The wife kills herself from remorse and Greylock returns to keep up the semblance of his ancient friendship with the sculptor, who buries his sorrow in his work.
Greylock pleads for mercy for the girl and eventually agrees to kill himself at midnight Christmas Eve if Drene will spare her.
However, in her book J. Stuart Blackton: A Personal Biography by His Daughter (June 1985), Marian Blackton Trimble writes that her father was unhappy with Gaskill's adaption of Chamber's novel, saying: "The script proved too involved, too scholarly, top heavy with long, platitudinous titles, the cardinal sin of the silent movie, and soggy with prolonged, unclimaxed scenes" (p. 150).

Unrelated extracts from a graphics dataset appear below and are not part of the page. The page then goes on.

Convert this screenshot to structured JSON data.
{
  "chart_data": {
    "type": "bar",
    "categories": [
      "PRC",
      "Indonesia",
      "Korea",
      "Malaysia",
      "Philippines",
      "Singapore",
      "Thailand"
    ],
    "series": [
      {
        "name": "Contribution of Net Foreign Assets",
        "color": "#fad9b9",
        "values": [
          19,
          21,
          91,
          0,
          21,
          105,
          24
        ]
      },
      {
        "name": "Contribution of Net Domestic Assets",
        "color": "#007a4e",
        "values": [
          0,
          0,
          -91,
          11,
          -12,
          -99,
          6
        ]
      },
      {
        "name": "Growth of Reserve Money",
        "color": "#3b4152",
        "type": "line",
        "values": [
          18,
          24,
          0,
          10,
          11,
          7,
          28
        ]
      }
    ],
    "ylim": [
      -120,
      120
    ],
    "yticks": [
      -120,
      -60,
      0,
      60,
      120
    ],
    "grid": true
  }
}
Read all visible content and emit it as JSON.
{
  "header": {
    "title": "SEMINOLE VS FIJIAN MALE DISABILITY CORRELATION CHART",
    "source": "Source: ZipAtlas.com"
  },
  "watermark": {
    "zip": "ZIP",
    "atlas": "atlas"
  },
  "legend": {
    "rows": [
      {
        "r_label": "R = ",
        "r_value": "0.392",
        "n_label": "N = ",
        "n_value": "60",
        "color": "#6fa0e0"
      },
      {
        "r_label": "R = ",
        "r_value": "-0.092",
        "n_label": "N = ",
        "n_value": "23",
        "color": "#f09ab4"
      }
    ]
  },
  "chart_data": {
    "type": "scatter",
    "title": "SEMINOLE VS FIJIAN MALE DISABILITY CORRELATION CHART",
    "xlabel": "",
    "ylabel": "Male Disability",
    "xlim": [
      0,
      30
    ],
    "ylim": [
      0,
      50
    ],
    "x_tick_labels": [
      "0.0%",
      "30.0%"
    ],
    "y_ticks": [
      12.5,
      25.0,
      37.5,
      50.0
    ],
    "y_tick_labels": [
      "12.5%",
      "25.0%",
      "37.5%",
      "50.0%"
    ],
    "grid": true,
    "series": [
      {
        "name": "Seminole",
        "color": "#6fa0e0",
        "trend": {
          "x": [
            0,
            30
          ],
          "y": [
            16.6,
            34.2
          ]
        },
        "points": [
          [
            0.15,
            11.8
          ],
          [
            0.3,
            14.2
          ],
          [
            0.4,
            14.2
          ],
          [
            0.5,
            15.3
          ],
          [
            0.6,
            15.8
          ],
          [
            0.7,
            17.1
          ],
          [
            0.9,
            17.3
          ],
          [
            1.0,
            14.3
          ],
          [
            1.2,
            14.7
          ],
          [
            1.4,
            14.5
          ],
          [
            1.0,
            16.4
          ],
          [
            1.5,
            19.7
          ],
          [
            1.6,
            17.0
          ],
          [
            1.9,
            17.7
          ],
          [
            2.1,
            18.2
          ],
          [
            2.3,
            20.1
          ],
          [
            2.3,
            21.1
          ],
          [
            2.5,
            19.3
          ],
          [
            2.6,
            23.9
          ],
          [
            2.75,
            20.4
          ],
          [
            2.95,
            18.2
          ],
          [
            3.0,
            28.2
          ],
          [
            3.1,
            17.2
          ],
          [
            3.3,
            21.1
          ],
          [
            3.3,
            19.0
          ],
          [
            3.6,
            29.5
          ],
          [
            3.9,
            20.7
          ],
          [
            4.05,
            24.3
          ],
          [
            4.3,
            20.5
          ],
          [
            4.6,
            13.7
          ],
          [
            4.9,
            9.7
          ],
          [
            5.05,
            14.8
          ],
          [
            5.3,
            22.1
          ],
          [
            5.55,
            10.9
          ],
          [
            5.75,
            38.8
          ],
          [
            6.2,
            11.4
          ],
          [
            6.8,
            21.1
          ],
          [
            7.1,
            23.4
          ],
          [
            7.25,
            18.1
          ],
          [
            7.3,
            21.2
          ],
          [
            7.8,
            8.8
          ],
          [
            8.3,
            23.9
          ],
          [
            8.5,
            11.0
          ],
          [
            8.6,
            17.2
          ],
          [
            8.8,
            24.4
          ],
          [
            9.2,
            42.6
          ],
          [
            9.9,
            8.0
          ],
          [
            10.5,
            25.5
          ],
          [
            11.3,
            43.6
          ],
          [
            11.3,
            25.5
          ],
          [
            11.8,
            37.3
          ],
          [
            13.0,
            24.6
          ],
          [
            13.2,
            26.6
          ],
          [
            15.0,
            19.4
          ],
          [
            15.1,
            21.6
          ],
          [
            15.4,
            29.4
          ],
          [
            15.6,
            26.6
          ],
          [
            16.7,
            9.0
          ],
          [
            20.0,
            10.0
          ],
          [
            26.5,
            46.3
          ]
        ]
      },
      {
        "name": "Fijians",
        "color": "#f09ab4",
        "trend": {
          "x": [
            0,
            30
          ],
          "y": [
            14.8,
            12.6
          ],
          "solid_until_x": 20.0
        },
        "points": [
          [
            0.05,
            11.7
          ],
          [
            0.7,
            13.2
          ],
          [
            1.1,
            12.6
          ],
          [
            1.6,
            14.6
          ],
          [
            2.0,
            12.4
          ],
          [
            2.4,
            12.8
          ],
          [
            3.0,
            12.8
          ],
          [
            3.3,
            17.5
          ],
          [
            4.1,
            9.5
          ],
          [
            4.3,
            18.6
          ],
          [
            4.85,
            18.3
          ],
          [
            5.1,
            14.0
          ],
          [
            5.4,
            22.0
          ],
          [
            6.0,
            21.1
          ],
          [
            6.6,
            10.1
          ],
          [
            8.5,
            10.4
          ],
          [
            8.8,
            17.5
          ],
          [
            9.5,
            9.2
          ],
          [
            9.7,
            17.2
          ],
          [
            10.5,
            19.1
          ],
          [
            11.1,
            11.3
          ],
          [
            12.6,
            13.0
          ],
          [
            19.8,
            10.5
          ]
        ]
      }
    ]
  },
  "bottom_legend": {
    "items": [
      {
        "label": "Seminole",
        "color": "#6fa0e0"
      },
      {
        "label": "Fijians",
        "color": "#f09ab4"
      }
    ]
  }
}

[3] The Exhibitors Herald reported in 1924 that Blackton had purportedly "invented a new technical arrangement of lights by which he has procured effects in photography which never before have been shown on the screen...the experiments were conducted in Los Angeles and used for the first time in the studio set of Between Friends, where a model poses for a statue".
[4] In February 1918, Vitagraph released The Woman Between Friends, a silent film based upon the novel which featured Robert Walker, Edith Speare, and Marc McDermott.
The New York Times review said "there are black cats, apples handed to the hero by the pretty model and an utterly overdone bit of suspense toward the end of the picture, together with scenic long-distance hypnotism".
The Daily News was harsh in their criticism of the feature saying, "just as the characters in this Robert W. Chambers story were cheap and unreal, so are they in the film".
[5] Henriette Sloane gave the film a positive review in the Exhibitors Trade Review, stating that it was "armed with an unusually strong cast of noted stars...and was a very satisfactory and decidedly entertaining photoplay which should provide the average audience with a very pleasant matinee or evening".